Eventually, her father caved, and off she went.
“I hated it for the first five months – it was so different,” she said.
By the second semester, Riby-Williams had become interested enough in local fashion to start her own company, West African Fashion, which is produced in Ghana and distributed to stores in the Lower Mainland.
She returned home and began taking business courses. The basketball bug returned, too.
Though she knew she’d be spending significant time in Ghana, she convinced the coach at Langara to give her a tryout.
“I said I wanted to make a comeback, and even though I’d be in Africa, I was going to train and work hard, come home and make the team,” she said.
“I ended up doing it – I made the team.

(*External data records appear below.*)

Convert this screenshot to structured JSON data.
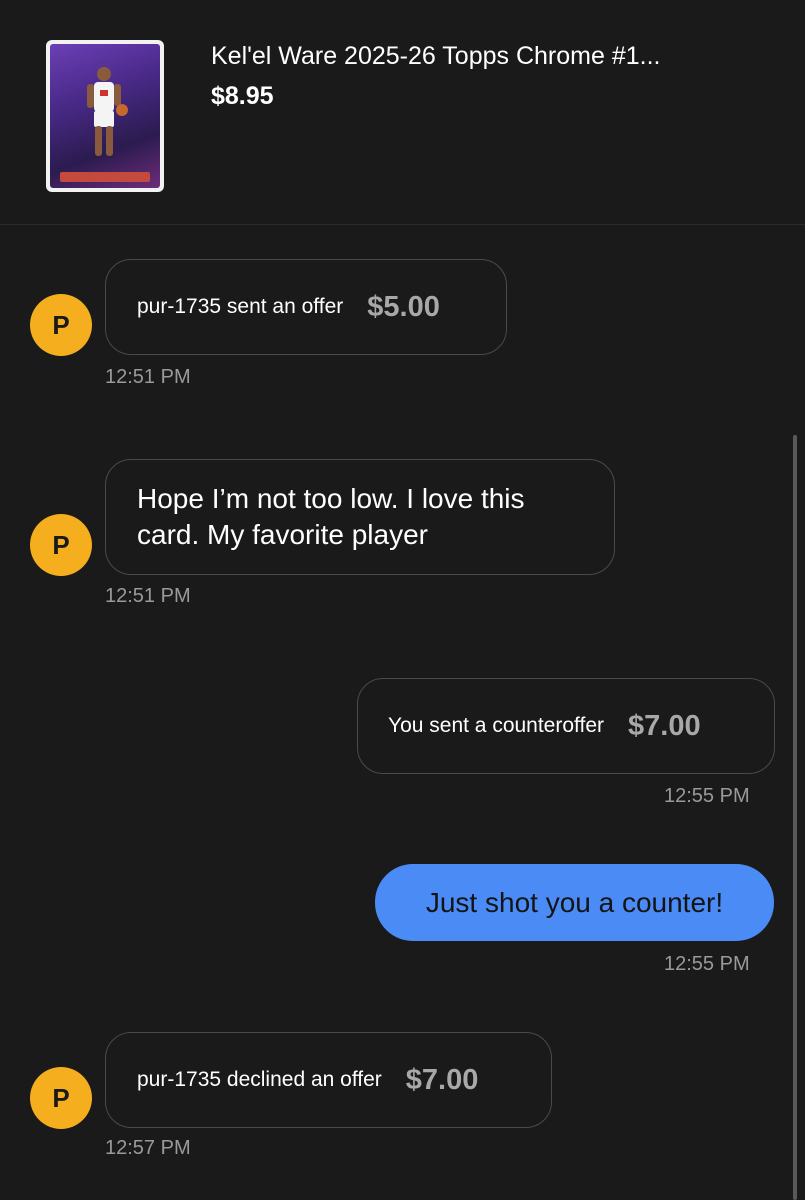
{
  "listing": {
    "title": "Kel'el Ware 2025-26 Topps Chrome #1...",
    "price": "$8.95",
    "thumbnail_icon": "trading-card-thumbnail"
  },
  "messages": [
    {
      "type": "offer",
      "sender": "other",
      "avatar": "P",
      "text": "pur-1735 sent an offer",
      "amount": "$5.00",
      "time": "12:51 PM"
    },
    {
      "type": "text",
      "sender": "other",
      "avatar": "P",
      "text": "Hope I’m not too low. I love this card. My favorite player",
      "time": "12:51 PM"
    },
    {
      "type": "offer",
      "sender": "self",
      "text": "You sent a counteroffer",
      "amount": "$7.00",
      "time": "12:55 PM"
    },
    {
      "type": "text",
      "sender": "self",
      "text": "Just shot you a counter!",
      "time": "12:55 PM"
    },
    {
      "type": "offer",
      "sender": "other",
      "avatar": "P",
      "text": "pur-1735 declined an offer",
      "amount": "$7.00",
      "time": "12:57 PM"
    }
  ],
  "colors": {
    "background": "#1a1a1a",
    "avatar": "#f5ae1d",
    "self_bubble": "#4b8bf5",
    "bubble_border": "#4a4a4a",
    "muted_text": "#9a9a9a",
    "amount_text": "#a8a8a8"
  }
}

But that’s when my dad got sick, and obviously that was more important than basketball, so I quit to take care of my dad.”
Riby-Williams was with her dad “right up until the end.”
And, after a few months spent recovering as best she could from the loss, she eventually returned to her business interests.
Basketball wasn’t even on the radar when the email came from the Ghana basketball president, and when she said yes to the offer, she had to quickly get into playing shape.
Earlier this summer, she spent a few weeks training with friends in Los Angeles – partly to get used to playing in a hotter environment – and this week she leaves for Africa, where she’ll meet up with her new teammates and prepare to represent her adopted country.
“I feel a really strong connection to the country. Even though I wasn’t born there (she was born at Vancouver Grace Hospital), I felt at home there – it’s still half of me,” she said.
She hopes to wear No. 8 for her new team, in honour of her father, who was born on the eighth day of November.
But regardless of her uniform number, she is excited to get the opportunity to play for her father’s country.
“I’ve called my family in Ghana – my dad has a huge family there still – and they’re all excited and super proud of me,” Riby-Williams said.
“They all said that my dad would be really proud of me, too.
“I feel like my dad is with me a lot of the time. I know he’s definitely watching out for me.”